Un frein qui ne risque pas de relancer le marché au vu de la conjoncture et de l’annonce du futur plan local d’urbanisme intercommunal (Plui) avec la lutte contre l’étalement urbain visant à inciter la restauration. Or, le coût est exorbitant, le prix au mètre carré ayant doublé. Sans parler de la vétusté des biens immobiliers. Le centre bourg de Mur-de-Barrez en a encore vu les effets le Noël dernier avec une chute de cheminée, heureusement sans danger. "Les constructions sont à l’arrêt, on va le ressentir dans les prochains mois", glisse un conducteur de travaux qui, actuellement, mène encore de front une soixantaine de chantiers. Les agences se restructurent, les constructeurs s’adaptent.

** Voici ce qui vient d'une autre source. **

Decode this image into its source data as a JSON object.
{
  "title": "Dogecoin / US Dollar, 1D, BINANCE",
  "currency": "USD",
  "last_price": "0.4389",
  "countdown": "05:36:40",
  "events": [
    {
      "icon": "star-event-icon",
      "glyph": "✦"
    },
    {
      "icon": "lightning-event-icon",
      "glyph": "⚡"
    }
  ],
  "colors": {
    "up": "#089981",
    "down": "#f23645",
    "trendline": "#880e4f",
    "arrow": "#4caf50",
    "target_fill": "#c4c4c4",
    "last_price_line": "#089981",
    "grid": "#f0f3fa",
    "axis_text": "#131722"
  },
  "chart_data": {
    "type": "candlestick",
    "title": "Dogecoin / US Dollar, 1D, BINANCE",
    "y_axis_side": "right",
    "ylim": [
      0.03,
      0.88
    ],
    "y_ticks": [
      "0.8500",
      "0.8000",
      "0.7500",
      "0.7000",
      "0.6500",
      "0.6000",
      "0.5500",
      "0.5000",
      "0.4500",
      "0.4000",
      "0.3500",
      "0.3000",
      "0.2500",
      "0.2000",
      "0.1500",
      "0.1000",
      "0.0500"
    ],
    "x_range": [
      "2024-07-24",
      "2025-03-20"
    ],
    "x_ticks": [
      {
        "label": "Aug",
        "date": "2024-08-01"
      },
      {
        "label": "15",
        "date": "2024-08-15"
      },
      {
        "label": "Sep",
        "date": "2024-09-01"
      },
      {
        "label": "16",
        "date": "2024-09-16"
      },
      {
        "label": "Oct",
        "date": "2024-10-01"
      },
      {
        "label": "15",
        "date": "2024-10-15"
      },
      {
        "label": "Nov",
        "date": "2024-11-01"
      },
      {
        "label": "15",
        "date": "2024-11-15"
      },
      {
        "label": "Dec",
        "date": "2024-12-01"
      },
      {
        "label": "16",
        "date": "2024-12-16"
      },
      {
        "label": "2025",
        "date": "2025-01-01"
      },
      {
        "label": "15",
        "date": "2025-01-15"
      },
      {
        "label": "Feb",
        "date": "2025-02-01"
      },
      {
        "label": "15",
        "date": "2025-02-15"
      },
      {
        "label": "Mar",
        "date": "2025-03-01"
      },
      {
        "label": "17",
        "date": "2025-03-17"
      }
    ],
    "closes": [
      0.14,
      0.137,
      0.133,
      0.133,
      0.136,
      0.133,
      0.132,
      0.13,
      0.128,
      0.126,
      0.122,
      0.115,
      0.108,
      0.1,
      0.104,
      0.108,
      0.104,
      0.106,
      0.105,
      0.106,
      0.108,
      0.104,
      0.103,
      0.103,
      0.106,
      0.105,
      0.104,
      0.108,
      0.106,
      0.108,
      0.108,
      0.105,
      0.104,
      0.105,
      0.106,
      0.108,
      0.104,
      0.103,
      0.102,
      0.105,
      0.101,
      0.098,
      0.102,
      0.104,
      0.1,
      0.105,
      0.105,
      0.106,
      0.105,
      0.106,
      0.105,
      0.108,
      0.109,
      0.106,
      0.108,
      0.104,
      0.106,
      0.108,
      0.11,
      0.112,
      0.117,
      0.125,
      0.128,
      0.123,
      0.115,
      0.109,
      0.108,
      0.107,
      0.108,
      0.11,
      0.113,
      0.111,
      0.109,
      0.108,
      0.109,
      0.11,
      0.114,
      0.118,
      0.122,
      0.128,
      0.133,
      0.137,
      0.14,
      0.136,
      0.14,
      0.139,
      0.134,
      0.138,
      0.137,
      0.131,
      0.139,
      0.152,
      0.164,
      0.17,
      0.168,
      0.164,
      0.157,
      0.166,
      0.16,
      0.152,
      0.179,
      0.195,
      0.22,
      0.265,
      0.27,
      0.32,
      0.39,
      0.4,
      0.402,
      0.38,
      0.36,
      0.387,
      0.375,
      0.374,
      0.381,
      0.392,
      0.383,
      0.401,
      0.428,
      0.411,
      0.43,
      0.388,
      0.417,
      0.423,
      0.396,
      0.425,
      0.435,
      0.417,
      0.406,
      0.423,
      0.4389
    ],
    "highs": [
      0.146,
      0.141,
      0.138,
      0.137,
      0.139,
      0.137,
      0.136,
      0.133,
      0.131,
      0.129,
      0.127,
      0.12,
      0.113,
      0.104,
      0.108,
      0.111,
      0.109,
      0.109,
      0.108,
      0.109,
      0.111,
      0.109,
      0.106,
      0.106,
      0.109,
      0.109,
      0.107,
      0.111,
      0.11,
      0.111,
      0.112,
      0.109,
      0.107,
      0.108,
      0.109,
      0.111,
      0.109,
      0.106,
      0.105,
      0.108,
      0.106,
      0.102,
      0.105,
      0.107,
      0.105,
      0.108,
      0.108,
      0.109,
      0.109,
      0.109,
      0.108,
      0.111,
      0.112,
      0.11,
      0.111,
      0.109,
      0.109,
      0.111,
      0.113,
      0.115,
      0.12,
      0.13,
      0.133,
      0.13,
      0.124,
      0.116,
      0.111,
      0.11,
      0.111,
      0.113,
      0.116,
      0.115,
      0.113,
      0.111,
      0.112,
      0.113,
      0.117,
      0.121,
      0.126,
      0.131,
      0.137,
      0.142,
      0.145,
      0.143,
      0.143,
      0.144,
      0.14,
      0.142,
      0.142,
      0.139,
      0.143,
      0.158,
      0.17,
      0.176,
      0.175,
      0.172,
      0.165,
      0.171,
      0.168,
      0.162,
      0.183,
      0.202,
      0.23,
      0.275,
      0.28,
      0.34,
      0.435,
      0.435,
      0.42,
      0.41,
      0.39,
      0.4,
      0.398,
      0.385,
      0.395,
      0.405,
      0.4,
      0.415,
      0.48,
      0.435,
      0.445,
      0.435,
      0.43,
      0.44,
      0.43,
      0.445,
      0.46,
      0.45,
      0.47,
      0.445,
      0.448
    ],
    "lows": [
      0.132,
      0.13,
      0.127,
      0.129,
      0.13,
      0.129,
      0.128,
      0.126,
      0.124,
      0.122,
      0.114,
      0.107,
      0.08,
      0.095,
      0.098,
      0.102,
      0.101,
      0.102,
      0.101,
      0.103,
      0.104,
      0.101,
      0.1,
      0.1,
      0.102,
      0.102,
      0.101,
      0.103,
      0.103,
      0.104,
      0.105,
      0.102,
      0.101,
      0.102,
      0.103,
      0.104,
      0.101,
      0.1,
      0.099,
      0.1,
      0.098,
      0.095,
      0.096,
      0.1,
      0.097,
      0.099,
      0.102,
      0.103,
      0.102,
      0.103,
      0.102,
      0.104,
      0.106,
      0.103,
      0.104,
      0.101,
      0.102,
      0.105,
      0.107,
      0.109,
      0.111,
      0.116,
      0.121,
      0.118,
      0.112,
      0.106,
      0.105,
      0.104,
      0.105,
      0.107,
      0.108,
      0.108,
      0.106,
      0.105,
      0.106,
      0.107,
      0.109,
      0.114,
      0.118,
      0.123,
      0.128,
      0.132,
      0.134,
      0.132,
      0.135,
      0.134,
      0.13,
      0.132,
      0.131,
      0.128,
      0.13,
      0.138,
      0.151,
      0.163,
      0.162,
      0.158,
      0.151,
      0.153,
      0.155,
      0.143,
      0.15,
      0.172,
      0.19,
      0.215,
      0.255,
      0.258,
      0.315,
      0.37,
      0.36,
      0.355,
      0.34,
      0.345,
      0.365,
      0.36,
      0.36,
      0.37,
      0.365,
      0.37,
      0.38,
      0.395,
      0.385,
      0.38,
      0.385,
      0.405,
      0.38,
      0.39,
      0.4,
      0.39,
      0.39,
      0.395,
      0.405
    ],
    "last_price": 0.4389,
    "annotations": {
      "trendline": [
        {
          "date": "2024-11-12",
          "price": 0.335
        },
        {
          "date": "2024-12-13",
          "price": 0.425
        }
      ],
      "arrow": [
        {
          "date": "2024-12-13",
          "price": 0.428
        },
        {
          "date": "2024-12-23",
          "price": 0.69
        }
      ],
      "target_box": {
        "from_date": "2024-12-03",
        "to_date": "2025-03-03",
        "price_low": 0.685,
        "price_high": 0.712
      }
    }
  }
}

Après l’embellie, l’accalmie, donc. Celle-ci reste profitable au territoire qui poursuit à dose homéopathique son regain à la campagne. "Les gens du Sud ont beaucoup acheté et nous avons aussi beaucoup de Ruthénois qui achètent une résidence secondaire. Ils veulent souffler et se mettre au vert." Cela équilibre le départ des Nord-Aveyronnais qui se rapprochent de Rodez pour la santé et les services. Le marché se tend mais Fabien Conquet qui a le recul, a constaté un triplement des transactions depuis son arrivée en 2004 et aujourd’hui.
 

Ce n’est plus l’Eldorado pour les Parisiens

L’acquisition l’an dernier du château d’Entraygues (photo ci-dessous) par la famille Costes représente l’arbre qui cache la forêt. Les Aveyronnais de Paris constituent aujourd’hui 10 % des transactions sur le Nord-Aveyron. "Ce sont les dernières années des Aveyronnais de Paris. Il est difficile d’imposer à son enfant de venir en Aveyron. Les jeunes, y compris 30-50 ans, vont à l’étranger. Le rituel de passer l’été en Aveyron est fini. Le problème d’accessibilité dans notre région constitue aussi un frein", explique Anthony Baruchello, directeur de l’agence immobilière Laforêt à Laguiole, (en photo ci-dessous avec son équipe.) "L’enfant Parisien qui veut garder la maison natale sur l’Aubrac, c’est moins le cas", ajoute en ce sens Fabien Conquet, de l’agence Nord-Aveyron Immobilier. Le retour de Jean Delmas, ancien brasseur à Paris, revenu au pays, et actuellement maire de Lacroix-Barrez, en est un exemple. Sur ces trois enfants, seul un fils a fait le choix de revenir en Aveyron. Il reprendrait d’ailleurs la restauration du centre Azuréva fermé à Brommat. Les affaires restent les affaires. Mais cela est désormais à la marge. L’Aveyron n’est plus l’Eldorado pour les Parisiens. Cela ne l’est plus aussi pour les étrangers. La clientèle étrangère a déserté le plateau. Quelques Belges et Hollandais s’installent mais ce n’est pas significatif. Loin, en comparaison, du débarquement des Anglais. Le départ de ces derniers s’est évidemment accentué avec le Brexit.